Derek Fleming

Personal information
- Date of birth: 5 December 1973 (age 52)
- Place of birth: Falkirk, Scotland
- Position: Defender

Senior career*
- Years: Team / Apps / (Gls)
- ?-1992: Broxburn Athletic
- 1993–1994: Meadowbank Thistle / 49 / (3)
- 1994–1997: Dunfermline Athletic / 91 / (6)
- 1997–1998: Dundee / 18 / (0)
- 1998: → Livingston (loan) / 9 / (2)
- 1998–2001: Livingston / 68 / (7)
- 2001–2005: Partick Thistle / 98 / (9)
- 2005–2006: Hamilton Academical / 38 / (2)
- 2007–2008: Alloa Athletic / 22 / (0)
- 2008–2009: Cowdenbeath / 24 / (0)
- 2009–2011: Bo'ness United
- 2011–2015: Linlithgow Rose
- Total:  / 417 / (29)

= Derek Fleming =

Scottish footballer (born 1973)

Derek Adam Fleming (born 5 December 1973 in Falkirk) is a Scottish former football defender.

==Early life==
He attended The James Young High School in Livingston, West Lothian.

==Playing career==
Fleming began his career in 1993 with Meadowbank Thistle, where he made a total of 49 appearances before moving to Dunfermline Athletic in 1994. He has also played for Dundee, Livingston, Partick Thistle and Hamilton Academical. In the 2006–2007 season with Hamilton injury restricted him to only 19 first team appearances. He signed for Alloa Athletic under freedom of contract as manager Allan Maitland built a new squad for the 2007–08 season. He was released in May 2008.

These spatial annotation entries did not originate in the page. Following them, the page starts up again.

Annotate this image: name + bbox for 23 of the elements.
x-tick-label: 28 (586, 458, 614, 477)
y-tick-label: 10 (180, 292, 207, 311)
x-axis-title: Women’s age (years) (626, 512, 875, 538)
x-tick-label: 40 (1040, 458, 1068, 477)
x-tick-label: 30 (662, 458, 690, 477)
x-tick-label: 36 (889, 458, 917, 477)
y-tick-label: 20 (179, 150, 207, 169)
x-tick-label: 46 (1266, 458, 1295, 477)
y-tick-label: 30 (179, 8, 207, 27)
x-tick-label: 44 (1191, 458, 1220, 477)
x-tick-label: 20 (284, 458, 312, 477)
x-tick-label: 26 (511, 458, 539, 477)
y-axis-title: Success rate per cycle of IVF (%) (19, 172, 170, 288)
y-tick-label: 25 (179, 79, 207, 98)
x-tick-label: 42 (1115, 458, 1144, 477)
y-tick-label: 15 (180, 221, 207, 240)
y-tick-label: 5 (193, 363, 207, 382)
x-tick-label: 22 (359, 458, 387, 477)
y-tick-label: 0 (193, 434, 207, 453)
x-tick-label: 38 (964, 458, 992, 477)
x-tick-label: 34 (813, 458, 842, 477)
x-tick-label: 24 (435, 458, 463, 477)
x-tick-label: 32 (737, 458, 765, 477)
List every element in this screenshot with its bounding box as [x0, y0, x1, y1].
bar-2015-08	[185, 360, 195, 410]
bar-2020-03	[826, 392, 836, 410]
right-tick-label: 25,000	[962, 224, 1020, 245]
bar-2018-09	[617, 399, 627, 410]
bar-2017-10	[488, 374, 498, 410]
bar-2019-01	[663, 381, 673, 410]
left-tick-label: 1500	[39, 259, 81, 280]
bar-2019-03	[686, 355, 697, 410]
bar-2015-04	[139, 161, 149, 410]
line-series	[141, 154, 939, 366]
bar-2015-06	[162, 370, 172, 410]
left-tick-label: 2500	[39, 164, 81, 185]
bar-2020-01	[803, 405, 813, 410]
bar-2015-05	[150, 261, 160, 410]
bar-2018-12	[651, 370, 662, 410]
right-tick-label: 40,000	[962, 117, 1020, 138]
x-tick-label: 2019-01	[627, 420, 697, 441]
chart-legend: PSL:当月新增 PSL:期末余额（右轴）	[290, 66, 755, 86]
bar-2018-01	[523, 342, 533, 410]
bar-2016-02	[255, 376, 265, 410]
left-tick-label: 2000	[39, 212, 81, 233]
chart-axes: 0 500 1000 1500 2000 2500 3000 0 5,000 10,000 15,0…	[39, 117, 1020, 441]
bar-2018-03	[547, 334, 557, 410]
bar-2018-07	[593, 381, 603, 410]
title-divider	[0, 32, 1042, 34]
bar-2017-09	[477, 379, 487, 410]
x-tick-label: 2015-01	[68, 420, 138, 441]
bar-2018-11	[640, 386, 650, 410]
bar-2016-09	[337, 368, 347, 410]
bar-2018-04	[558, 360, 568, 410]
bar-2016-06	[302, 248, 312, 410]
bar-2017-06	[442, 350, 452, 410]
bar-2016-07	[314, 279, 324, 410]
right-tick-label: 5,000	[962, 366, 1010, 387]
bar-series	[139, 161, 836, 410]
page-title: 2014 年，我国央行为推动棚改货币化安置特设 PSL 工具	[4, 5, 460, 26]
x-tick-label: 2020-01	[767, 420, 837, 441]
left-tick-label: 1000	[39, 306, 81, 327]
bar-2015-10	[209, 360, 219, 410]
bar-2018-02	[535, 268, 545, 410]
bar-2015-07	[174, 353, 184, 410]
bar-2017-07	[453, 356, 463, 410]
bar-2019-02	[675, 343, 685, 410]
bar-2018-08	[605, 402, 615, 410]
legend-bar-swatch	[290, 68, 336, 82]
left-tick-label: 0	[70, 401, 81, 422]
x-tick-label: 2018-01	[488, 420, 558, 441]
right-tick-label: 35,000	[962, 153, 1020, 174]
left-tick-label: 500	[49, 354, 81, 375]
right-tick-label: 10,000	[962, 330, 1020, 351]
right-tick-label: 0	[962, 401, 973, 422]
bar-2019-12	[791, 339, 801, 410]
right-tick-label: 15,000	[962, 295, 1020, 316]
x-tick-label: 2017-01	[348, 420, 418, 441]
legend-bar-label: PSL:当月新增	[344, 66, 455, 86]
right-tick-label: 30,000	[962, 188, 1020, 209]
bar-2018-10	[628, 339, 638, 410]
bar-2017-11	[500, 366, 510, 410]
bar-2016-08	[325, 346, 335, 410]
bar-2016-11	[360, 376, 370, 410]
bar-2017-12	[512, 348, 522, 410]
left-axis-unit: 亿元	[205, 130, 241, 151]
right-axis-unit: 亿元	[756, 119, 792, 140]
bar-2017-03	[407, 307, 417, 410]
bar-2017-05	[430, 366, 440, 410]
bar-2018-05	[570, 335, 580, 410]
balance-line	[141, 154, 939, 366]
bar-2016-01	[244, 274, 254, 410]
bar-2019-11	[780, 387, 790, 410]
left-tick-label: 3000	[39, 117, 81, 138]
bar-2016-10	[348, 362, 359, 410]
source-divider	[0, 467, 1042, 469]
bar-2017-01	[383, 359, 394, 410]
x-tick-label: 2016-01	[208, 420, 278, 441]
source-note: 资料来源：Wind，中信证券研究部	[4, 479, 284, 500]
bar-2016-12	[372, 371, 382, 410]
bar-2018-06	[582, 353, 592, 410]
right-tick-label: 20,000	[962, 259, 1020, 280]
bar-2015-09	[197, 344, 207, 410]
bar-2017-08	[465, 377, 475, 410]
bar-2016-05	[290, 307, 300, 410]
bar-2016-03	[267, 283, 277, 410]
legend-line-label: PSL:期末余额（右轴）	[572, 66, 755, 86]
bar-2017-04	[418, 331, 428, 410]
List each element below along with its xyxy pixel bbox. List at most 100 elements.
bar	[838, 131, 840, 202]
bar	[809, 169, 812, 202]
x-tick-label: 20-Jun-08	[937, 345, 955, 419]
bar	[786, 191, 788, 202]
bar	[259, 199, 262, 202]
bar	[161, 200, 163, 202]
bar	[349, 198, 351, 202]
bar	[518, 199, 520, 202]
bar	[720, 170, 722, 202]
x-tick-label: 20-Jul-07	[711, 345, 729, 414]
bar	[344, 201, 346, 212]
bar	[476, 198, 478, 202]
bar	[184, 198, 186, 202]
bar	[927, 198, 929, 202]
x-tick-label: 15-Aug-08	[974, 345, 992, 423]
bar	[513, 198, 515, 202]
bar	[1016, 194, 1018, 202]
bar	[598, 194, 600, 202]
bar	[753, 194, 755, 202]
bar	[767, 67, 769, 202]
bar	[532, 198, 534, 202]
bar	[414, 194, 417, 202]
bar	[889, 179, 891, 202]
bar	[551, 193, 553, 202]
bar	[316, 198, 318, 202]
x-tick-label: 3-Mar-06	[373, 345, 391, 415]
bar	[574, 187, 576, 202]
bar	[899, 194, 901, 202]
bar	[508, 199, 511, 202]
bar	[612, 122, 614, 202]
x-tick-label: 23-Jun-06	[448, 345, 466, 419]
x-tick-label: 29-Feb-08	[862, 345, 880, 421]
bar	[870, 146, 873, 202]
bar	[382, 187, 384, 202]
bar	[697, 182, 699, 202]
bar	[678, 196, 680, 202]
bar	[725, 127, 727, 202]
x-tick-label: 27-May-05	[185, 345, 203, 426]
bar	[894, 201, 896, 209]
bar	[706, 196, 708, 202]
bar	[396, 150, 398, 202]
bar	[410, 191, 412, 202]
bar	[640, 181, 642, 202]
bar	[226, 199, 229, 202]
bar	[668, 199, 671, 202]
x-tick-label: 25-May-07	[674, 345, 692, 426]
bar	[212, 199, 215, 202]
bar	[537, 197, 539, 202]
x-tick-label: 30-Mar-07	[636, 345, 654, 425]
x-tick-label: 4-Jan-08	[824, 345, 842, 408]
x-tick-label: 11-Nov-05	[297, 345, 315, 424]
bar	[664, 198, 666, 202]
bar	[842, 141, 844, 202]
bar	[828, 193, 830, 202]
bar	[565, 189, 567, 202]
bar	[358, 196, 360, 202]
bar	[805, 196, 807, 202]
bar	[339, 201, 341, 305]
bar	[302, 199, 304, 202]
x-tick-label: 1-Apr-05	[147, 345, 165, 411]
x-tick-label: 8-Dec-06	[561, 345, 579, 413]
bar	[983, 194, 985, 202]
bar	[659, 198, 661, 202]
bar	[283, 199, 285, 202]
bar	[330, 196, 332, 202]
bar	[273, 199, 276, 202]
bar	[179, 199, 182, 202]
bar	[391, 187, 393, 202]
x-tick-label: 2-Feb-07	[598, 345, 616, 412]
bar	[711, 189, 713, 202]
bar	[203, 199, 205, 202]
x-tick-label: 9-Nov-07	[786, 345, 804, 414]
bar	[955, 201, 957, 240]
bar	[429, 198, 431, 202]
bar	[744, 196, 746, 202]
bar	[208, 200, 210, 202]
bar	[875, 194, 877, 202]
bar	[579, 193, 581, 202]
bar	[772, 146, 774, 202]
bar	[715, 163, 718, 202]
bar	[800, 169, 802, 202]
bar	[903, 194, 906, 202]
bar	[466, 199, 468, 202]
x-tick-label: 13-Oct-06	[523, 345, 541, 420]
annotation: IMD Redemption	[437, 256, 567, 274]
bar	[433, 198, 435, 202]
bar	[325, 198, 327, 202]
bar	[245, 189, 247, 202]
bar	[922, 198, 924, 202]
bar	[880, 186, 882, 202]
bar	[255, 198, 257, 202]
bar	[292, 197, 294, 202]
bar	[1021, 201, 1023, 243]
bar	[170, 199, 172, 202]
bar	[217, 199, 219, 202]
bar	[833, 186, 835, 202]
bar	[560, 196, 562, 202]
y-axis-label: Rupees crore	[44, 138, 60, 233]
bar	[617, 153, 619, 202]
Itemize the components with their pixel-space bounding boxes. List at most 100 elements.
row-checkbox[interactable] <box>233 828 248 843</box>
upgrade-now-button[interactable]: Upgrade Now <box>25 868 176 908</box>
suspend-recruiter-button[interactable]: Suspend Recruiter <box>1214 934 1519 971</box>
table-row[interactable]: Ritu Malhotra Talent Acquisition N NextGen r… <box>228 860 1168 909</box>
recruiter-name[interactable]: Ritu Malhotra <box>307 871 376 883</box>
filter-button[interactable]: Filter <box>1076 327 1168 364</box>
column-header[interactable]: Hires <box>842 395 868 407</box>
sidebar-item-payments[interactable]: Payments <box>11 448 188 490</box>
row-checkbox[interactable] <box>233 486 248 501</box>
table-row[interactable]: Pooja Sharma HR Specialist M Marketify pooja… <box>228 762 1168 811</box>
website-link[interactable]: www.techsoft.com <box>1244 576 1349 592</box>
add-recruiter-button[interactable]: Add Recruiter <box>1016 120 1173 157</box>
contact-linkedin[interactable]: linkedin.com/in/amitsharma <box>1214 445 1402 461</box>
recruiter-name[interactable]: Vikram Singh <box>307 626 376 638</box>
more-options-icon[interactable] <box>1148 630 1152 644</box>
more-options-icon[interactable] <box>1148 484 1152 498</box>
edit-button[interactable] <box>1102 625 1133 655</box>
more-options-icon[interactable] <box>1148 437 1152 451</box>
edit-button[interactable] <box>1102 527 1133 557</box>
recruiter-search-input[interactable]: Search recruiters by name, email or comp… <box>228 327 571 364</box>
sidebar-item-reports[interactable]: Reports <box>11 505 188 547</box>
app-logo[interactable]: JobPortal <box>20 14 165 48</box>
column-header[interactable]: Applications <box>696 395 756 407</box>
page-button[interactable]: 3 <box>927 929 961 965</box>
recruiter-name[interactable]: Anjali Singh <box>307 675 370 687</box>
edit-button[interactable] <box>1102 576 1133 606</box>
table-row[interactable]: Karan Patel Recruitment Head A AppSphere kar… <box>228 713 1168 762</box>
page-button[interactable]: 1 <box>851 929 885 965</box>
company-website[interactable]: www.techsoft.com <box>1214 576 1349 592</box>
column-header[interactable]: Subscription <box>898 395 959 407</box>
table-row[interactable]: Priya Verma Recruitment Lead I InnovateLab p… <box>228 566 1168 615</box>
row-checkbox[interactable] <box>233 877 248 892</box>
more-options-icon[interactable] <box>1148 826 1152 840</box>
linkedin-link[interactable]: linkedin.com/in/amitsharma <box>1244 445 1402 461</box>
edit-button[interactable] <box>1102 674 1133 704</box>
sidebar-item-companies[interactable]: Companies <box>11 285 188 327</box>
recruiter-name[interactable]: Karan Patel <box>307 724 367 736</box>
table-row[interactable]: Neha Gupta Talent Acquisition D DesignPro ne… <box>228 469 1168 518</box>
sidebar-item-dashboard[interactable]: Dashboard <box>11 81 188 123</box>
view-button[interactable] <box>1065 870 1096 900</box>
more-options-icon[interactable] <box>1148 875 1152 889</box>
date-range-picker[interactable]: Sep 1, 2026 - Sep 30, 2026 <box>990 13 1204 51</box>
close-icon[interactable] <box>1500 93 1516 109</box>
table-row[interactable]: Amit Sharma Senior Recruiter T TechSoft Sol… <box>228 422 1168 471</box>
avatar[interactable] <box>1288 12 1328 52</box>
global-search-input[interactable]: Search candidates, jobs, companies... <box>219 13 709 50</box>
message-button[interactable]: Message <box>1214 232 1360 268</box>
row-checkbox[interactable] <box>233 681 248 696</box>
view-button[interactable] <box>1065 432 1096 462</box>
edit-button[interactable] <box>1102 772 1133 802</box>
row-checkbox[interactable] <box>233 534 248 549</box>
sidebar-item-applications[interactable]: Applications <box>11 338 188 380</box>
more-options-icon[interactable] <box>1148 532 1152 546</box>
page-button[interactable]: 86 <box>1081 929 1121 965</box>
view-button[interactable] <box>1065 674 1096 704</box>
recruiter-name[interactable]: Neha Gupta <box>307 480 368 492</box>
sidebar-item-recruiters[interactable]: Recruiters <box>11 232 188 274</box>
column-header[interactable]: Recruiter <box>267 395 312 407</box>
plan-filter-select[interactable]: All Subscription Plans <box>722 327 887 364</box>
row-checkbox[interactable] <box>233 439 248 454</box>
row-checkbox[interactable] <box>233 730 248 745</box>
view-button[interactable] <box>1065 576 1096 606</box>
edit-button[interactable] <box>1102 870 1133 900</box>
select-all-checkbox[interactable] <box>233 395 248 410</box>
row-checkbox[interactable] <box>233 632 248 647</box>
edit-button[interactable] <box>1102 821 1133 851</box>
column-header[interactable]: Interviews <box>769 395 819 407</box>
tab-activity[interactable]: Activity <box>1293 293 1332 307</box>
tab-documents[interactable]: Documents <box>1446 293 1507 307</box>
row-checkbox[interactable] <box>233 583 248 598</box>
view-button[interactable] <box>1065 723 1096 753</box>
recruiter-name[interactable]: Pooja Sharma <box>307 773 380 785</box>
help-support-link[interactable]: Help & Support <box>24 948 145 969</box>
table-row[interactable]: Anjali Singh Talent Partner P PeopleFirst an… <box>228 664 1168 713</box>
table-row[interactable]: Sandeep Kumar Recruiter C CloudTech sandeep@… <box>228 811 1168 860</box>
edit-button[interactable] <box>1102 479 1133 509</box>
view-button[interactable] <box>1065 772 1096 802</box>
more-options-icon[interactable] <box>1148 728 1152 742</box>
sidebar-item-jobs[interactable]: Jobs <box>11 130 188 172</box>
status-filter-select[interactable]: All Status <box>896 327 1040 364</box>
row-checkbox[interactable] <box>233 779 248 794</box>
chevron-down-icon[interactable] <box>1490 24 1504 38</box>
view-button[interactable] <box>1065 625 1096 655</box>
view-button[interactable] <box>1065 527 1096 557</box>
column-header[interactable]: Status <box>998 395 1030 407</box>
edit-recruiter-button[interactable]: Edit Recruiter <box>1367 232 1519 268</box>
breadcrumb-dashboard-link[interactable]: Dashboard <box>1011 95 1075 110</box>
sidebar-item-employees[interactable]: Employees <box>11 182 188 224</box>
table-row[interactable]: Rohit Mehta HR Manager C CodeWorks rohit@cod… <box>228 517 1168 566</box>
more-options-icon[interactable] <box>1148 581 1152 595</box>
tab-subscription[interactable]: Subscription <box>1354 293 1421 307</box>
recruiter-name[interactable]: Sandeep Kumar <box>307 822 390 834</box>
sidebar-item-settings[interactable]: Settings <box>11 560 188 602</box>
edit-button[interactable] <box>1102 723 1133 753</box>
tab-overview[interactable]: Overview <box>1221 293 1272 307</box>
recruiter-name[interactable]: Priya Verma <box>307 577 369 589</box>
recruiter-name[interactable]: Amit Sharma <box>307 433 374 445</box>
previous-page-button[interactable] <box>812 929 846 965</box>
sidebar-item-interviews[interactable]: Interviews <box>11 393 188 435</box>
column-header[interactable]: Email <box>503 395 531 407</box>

Flea was an integral part of the Partick Thistle side that won the first division, playing both in midfield and at left back, he will be best remembered by jags fans as scoring the goal at Love Street that secured promotion to the Scottish Premier League. Flea also broke his leg in the process. Derek is now a player/coach for Linlithgow Rose.